DAA Adds Positive Coaching Program to its Playbook
As a new sports season gets underway, the Davidsonville Athletic Association will enhance its youth athletics program with a partnership with the Positive Coaching Alliance (PCA) – a national, non-profit organization that is committed to offering youth and high school athletes with a positive, character-building sports experience.
As part of the alliance, DAA coaches will attend a series of coaching and character building workshops and will have access to a variety of online coaching tools and resources from nationally recognized sports leaders.
DAA soccer commissioner Laura Bjorn said that Jim Thompson founded PCA in 1998 at Stanford University. Over the years, Bjorn has come across the program through her association with travel soccer groups and at South River High School where PCA practices are put into play.
It was Bjorn who brought the idea of PCA to the DAA board of directors’ attention. A few weeks ago, the board unanimously approved the partnership and moved quickly to implement the practices into the spring sports season.
In April, about 20 DAA commissioners will go through a leadership workshop. Shortly thereafter, some 100 coaches will attend coaching seminars.
“All head coaches have to be certified within the year,” said Bjorn. “DAA assistant coaches will be offered the course next year.”
According to the PCA website, the group has three central models:
- The Double-Goal Coach®, teaches that the first goal is winning, with the second, more-important goal to teach life lessons through sports;
- The Second-Goal Parent®, concentrates on life lessons, while letting coaches and athletes focus on competing;
- The Triple-Impact Competitor®, strives to impact sport on three levels by improving oneself, teammates and the game as a whole.
Bjorn said that DAA has always believed the focus in youth athletics should not just be about winning but honoring the game and respecting the rules.
“Winning is great but it’s also important to show appreciation for the opponent, coaches, rules of the game and referees,” said Bjorn. “The PCA model emphasizes these beliefs and helps educate coaches on how to instill these character traits in youth sports.”
DAA field hockey commissioner Lyn Shoop is a huge fan of PCA as well and strongly believes in the power of positive coaching. In fact, she has included PCA tools in her playbook for some six years.
Shoop said that years ago she read an article about youth sports and how it should be a joy for children to play and not a chore. Somewhere along the way she came across PCA and signed up to take their Double Certification Program.
“Positive coaching is a huge motivator for kids,” said Shoop.

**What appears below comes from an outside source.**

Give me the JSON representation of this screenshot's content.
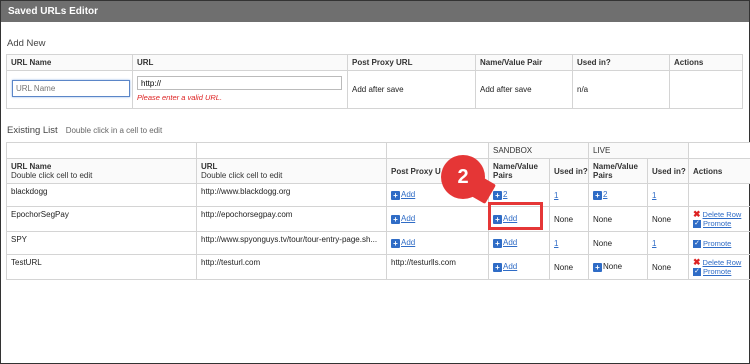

Shoop said a few examples of positive coaching include: every time you cheer for your own child cheer five times for another team member; or for every criticism, reaffirm the child with five positive comments.
“If one of my kids has a bad game, I tell them to ‘flush it’ and move on,” said Shoop. “Focus on what you can control and leave the other stuff behind.”
Shoop said she is thrilled DAA is mandating PCA certifications for all coaches.
“I think it’s fabulous,” said Shoop. “DAA will benefit from this program and so will the kids. The power of positive coaching is absolutely amazing and should never be underestimated.”